In recent years, the Baftas have done a visibly better job than the Oscars of putting all their talk of diversity and inclusion (nominated here and noticeably missing from the Oscars were Danielle Deadwyler’s performance for Till and Gina Prince-Bythewood’s direction of The Woman King). But it’s always odd to me that something like Charlotte Wells’s Aftersun, which topped so many Best Film lists from last year and made it to #2 on mine, came away so empty-handed. It won Best British Debut, but Wells wasn’t even nominated for Best Director. Neither was the film nominated for Best Film, despite it being the only longlisted title in the category directed by a woman. Even The Woman King failed to make the cut. The reason why isn’t so hard to guess. Aftersun was distributed by MUBI. They are not Netflix. They are not Disney. If All Quiet on the Western Front felt like it came out of nowhere, imagine the uphill battle Aftersun was fighting.

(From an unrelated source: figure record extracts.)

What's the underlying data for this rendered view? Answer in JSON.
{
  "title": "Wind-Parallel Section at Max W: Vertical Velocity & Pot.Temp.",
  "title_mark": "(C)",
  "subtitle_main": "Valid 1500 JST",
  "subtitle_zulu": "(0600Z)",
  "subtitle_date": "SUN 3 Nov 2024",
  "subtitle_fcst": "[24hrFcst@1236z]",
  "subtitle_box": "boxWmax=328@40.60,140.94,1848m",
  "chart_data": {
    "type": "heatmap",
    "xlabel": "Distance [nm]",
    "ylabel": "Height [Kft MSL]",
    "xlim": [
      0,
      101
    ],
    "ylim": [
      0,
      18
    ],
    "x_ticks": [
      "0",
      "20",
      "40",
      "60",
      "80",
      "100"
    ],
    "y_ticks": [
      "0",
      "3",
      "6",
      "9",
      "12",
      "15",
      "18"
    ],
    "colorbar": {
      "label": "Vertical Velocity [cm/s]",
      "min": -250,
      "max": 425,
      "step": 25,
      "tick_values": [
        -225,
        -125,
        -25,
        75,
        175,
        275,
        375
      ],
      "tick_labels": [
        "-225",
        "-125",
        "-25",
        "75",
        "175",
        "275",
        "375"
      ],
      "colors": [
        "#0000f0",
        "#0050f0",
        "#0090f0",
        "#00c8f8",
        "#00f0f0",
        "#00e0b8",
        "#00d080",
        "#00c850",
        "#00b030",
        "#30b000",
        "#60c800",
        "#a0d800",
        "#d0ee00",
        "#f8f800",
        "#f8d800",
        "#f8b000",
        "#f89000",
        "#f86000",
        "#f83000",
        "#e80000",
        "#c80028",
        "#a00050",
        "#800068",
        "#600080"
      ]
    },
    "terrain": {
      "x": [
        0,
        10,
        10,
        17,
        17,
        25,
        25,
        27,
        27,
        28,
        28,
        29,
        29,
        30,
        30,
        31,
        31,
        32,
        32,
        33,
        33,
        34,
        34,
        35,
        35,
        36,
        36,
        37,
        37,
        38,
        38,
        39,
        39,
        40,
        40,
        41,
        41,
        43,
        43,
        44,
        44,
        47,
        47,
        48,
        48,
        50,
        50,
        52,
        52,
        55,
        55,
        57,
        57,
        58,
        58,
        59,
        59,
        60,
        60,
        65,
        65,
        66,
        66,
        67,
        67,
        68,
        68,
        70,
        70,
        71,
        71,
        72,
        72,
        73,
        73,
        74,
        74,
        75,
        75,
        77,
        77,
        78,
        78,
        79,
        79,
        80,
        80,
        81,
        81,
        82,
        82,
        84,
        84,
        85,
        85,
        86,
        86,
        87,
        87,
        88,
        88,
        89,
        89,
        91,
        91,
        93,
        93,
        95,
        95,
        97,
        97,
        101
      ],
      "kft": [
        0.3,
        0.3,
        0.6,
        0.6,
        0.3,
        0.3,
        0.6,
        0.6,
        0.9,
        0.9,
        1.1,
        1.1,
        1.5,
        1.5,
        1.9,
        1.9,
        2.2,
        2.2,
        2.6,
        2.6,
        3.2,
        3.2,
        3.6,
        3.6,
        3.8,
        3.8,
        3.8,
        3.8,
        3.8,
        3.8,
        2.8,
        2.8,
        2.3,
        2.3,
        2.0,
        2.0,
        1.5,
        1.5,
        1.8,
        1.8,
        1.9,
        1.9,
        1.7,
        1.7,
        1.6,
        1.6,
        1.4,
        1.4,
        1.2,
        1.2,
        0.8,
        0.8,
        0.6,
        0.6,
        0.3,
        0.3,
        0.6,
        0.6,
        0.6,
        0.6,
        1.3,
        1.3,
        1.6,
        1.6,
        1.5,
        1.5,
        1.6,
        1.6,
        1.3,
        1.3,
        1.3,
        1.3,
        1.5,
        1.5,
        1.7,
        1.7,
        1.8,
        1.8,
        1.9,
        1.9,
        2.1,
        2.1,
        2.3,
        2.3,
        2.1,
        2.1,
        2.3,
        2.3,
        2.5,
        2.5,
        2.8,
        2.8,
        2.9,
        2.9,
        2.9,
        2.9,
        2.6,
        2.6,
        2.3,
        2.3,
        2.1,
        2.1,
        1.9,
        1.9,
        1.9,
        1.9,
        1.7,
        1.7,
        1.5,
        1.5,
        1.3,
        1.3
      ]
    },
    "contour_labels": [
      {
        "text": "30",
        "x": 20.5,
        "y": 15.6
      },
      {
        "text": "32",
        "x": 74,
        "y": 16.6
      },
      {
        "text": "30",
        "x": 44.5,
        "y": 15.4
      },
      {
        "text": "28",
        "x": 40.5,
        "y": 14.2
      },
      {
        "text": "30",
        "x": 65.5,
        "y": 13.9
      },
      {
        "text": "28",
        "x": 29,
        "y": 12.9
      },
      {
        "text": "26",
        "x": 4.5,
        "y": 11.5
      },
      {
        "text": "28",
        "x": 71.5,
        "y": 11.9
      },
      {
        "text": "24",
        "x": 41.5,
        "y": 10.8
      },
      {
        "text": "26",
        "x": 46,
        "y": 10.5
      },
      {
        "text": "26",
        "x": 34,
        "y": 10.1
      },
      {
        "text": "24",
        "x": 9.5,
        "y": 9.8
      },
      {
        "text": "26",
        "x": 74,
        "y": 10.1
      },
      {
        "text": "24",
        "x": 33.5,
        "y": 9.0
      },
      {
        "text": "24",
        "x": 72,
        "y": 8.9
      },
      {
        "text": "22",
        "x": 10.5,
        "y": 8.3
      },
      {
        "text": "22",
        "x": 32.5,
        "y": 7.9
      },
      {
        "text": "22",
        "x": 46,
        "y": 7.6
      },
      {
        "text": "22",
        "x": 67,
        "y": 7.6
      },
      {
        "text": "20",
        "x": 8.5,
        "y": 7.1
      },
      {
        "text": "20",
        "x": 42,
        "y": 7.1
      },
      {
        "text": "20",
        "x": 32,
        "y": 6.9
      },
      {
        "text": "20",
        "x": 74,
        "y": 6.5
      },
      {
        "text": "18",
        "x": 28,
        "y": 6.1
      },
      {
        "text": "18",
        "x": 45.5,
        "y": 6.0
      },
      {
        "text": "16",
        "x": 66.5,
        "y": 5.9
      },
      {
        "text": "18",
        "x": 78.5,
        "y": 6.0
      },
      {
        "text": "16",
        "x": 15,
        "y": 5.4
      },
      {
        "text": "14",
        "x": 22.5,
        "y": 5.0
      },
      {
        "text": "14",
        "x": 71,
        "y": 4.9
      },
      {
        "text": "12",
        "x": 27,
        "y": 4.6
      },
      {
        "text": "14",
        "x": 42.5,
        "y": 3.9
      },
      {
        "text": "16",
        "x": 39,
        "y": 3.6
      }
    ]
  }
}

Will All Quiet on the Western Front’s surprise win be repeated at the Oscars? I’m not sure. Although I think this may spell the end of The Banshees of Inisherin’s Best Picture hopes (coimisinéirí, Ireland!), All Quiet at the Western Front will have much tougher competition stateside from Everything Everywhere All at Once. Maybe I’m making a harsh judgement here, but I partially assumed that the sweeping sincerity of the Daniels’s tale of multiversal, familial love would be just a little too sweet for Baftas’ tastes. But a film about one of the two world wars? That’s pretty on-brand for them. Certainly, I don’t think Michelle Yeoh or Ke Huy Quan will lose out on Best Actress and Best Supporting Actor at the Oscars. This year is a weird one. But isn’t it sort of thrilling to have no idea what happens next?